Surprise! For my inaugural entry on the PFF Blog, I thought I'd clarify (okay, deny) what was news to me when I read it in Washington Internet Daily (September 20, 2004), which reported on a broadband reform panel on which I sat last Friday. Specifically, the Daily (inadvertently) suggested that I believe "[r]egulatory reform doesn't bring anything to consumers." Given that such a position would deem superfluous the last few years of my career (not to mention the work of countless other policymakers and observers), I decided I should clarify the record.

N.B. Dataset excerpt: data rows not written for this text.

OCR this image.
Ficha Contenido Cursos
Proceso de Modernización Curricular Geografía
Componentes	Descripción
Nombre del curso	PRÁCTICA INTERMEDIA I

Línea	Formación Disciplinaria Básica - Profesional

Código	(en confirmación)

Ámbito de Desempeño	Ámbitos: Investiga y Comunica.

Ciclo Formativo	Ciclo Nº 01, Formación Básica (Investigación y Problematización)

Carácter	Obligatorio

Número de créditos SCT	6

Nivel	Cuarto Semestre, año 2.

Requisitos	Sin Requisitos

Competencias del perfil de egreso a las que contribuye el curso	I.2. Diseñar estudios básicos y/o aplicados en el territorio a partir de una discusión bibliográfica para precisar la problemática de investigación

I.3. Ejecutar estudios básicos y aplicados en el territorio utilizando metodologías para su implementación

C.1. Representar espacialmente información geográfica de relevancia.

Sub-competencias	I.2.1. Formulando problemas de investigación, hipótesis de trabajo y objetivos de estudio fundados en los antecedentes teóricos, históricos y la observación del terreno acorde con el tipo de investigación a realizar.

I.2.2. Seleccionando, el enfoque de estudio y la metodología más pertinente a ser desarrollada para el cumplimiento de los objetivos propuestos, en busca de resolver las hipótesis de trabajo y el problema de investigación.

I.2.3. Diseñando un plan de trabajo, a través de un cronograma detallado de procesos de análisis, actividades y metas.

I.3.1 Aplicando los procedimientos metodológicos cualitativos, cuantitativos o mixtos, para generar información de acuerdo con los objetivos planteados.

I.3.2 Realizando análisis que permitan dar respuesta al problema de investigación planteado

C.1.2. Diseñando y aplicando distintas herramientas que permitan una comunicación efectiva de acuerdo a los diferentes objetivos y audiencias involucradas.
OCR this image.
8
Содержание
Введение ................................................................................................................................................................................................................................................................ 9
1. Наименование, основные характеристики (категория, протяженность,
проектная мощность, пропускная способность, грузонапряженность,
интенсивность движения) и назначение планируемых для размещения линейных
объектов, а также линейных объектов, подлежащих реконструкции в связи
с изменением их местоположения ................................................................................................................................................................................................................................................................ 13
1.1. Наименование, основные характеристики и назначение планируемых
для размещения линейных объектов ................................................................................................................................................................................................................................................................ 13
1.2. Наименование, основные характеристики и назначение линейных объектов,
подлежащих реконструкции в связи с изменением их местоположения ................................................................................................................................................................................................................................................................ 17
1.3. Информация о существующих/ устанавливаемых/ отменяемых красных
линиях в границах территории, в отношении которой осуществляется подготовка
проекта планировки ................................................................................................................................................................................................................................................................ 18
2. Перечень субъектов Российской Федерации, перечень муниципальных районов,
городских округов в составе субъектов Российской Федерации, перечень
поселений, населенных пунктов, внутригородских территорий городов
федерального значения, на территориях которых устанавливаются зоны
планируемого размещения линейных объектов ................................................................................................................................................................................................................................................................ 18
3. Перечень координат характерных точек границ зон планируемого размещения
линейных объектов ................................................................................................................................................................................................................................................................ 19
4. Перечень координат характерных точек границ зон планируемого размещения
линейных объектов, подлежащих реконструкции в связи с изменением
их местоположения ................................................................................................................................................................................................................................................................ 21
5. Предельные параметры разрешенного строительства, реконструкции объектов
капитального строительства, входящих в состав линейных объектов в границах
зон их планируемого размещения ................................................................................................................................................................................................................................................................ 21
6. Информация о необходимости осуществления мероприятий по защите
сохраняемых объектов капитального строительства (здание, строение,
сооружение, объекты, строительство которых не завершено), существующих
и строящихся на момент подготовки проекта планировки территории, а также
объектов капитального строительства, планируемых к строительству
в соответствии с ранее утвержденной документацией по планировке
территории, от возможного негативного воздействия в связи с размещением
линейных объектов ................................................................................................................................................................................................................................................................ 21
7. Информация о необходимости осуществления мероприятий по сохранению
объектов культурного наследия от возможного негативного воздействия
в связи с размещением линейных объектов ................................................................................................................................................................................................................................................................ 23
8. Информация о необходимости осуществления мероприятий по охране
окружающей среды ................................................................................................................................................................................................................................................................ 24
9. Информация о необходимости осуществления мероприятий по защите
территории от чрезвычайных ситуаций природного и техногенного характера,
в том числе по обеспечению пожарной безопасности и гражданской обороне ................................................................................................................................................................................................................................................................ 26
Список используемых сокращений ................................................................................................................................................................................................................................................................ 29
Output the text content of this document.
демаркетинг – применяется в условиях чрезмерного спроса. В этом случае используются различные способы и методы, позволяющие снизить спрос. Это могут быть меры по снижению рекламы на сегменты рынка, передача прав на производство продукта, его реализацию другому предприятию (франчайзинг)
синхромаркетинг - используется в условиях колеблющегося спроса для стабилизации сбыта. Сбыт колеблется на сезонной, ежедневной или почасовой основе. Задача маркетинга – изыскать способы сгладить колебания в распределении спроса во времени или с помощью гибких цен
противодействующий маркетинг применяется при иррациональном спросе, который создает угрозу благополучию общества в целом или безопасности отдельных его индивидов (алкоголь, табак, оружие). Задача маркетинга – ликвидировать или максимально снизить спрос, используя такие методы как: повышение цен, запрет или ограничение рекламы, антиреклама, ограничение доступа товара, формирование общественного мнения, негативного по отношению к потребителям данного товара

My point, as elaborated in my complete remarks, was that the companies and entrepreneurs investing in broadband are the ones who bring these valuable services to consumers, not regulators. That said, regulatory reform can play a critical role in facilitating (or at least not obstructing) that process by minimizing regulatory costs, uncertainties and economic distortions.
I should add that this point deserves clarification particularly with respect to the relative importance of regulatory reform versus other approaches to promoting broadband deployment (e.g., massive subsidies, making government the primary supplier). I have yet to see a detailed, credible plan that relies on such approaches that does not also potentially saddle consumers and taxpayers with enormous costs, or with significant risks that regulators will fail to select the broadband solutions that make the most economic sense in the long run.
So never mind -- regulatory reform remains a critical lever in bringing broadband to more Americans, no matter what you thought I said last Friday.